In the face of this obduracy, or just plain shirking of normal moral responsibility as happened in the case of the mosque shooting in Christchurch, governments world-wide have started to re-examine very carefully the safe harbour protection that the platforms hide behind. In the US, the shield of choice, Section 230 of the Communications Decency Act (1996) has come under close scrutiny for the abuses it has allowed by giving platforms carte-blanche to host just about any content. Other countries, notably Australia, have taken robust action in aftermath of Christchurch. In April Australia passed a law holding senior executives of internet platforms personally criminally responsible (in addition to the corporation being corporately responsible and subject to massive fines) if the platform fails to act expeditiously to take down footage depicting “abhorrent violent content” once so directed by the authorities. The definition of such content includes, “videos depicting terrorist acts, murders, attempted murders, torture, rape or kidnap”.
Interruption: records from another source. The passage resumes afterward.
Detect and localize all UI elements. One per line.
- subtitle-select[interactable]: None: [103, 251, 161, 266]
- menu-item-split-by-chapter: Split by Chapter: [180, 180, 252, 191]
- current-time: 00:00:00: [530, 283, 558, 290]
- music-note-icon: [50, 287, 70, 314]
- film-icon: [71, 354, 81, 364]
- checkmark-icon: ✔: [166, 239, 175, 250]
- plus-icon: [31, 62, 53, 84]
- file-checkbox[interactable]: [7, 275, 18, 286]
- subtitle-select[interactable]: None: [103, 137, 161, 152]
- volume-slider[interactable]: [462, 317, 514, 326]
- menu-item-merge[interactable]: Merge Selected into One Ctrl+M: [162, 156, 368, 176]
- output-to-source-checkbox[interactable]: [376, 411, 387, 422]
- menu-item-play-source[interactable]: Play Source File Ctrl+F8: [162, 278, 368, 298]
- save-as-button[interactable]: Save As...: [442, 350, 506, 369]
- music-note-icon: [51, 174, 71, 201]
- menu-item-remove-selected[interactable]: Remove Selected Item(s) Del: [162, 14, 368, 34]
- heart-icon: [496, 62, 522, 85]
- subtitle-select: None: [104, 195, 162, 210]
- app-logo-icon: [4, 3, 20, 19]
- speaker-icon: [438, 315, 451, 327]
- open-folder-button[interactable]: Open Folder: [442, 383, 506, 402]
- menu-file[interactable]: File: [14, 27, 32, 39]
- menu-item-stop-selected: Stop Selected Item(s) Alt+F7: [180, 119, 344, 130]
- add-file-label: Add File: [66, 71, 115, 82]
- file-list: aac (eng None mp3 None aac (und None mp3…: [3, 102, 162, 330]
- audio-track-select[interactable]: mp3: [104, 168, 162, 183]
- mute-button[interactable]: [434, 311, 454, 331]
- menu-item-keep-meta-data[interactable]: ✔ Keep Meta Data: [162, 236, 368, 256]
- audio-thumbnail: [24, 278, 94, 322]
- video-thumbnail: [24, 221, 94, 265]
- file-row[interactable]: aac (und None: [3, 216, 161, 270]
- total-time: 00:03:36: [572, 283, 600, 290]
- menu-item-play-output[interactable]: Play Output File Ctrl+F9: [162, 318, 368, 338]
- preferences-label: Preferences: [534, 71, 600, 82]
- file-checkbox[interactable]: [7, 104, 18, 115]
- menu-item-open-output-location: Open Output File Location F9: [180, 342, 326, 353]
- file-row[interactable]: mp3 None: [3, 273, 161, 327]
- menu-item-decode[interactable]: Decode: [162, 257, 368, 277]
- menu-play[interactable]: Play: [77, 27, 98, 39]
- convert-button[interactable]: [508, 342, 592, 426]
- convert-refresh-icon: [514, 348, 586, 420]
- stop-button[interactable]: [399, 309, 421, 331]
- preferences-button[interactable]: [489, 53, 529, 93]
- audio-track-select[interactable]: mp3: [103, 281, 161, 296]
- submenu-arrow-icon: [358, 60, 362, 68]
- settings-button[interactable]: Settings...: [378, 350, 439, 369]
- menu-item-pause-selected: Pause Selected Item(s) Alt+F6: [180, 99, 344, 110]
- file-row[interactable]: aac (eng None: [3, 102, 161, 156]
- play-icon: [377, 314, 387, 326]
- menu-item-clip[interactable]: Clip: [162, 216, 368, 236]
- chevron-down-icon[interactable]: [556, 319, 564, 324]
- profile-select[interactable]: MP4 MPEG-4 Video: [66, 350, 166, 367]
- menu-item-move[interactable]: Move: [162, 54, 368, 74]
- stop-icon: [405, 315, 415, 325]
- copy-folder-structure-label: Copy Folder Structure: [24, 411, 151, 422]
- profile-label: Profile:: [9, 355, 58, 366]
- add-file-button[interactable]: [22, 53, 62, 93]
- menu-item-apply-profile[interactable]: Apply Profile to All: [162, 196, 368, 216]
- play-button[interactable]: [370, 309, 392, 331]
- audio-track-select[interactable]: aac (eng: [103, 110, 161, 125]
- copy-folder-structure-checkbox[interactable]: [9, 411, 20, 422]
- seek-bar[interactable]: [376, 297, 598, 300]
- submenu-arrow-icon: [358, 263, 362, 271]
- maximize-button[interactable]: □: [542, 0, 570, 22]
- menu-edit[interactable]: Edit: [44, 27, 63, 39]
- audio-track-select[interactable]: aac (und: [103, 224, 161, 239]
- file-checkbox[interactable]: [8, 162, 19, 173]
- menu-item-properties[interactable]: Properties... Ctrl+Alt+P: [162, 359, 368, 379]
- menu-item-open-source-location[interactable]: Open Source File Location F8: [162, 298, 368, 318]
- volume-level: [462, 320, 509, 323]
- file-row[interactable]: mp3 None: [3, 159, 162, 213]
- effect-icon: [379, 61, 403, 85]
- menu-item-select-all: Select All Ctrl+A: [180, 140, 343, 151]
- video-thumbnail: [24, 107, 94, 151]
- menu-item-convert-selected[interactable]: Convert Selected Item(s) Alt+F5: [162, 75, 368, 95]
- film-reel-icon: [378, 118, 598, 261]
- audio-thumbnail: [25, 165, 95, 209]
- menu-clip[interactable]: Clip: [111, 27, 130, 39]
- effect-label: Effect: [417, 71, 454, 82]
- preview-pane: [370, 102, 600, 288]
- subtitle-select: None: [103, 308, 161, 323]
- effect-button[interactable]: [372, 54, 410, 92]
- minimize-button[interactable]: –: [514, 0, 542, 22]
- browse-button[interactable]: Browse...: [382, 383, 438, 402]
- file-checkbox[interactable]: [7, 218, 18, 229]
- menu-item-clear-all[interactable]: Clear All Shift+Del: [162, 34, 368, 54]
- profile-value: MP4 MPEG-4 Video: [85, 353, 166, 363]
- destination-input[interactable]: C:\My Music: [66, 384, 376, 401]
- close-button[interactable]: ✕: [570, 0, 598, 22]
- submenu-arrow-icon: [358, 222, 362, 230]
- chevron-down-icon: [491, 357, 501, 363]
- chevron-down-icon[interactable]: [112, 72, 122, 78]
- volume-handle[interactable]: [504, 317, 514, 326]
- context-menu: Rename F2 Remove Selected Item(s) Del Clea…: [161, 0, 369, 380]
Google claims that it is using machine technology to catch problematic content but is putting the onus on government to make it clearer to tech companies where the boundaries lie, for example, what constitutes unacceptable online hate speech and violent content. Google Canada’s head of government relations and public affairs is quoted as stated, in testimony to the House of Commons Justice Committee, that;


“I think the first step is to actually have a clear idea of what the boundaries are for terms like hate speech and violent extremist content…Because we’re still as a company interpreting and trying to define our perception of what society finds acceptable and what you as legislators and government find acceptable. The first step for us would rather be what is a clear definition, so we can act upon it.”


That sounds to me like passing the buck. While there may be grey areas when it comes to what constitutes illegal hate speech, surely that excuse doesn’t fly when we look at Alison Parker’s case. If Google wants to know what constitutes unacceptable violent content, look at the Australian legislation. No responsible broadcaster would disseminate that kind of material. Why should YouTube, Facebook or other platforms be able to get away with it? The videos that Andy Parker is trying to get permanently blocked on YouTube clearly violate the company’s Terms of Service, apart from anything else, and clearly constitute unacceptable violent content. Yet he is getting nothing but the runaround.

As noted above, Parker is taking legal action against Google, with the assistance of the Georgetown Law Civil Rights Clinic. He is also taking aim at Section 230 because more recently Google has cited this provision as the reason why they are not legally required to remove the content. Maybe this, and the publicity that he is generating by speaking out, will generate some action on the part of this multi-billion dollar company. Perhaps, but I am not holding my breath. Above all it seems that the most important consideration for Google is maximizing profit regardless of the human cost. Google performs an important role for consumers with its various businesses, above all online search and access to content. It has been given a largely free-ride by government with respect to regulation and oversight, with the results that we now see. The time for some accountability is long overdue.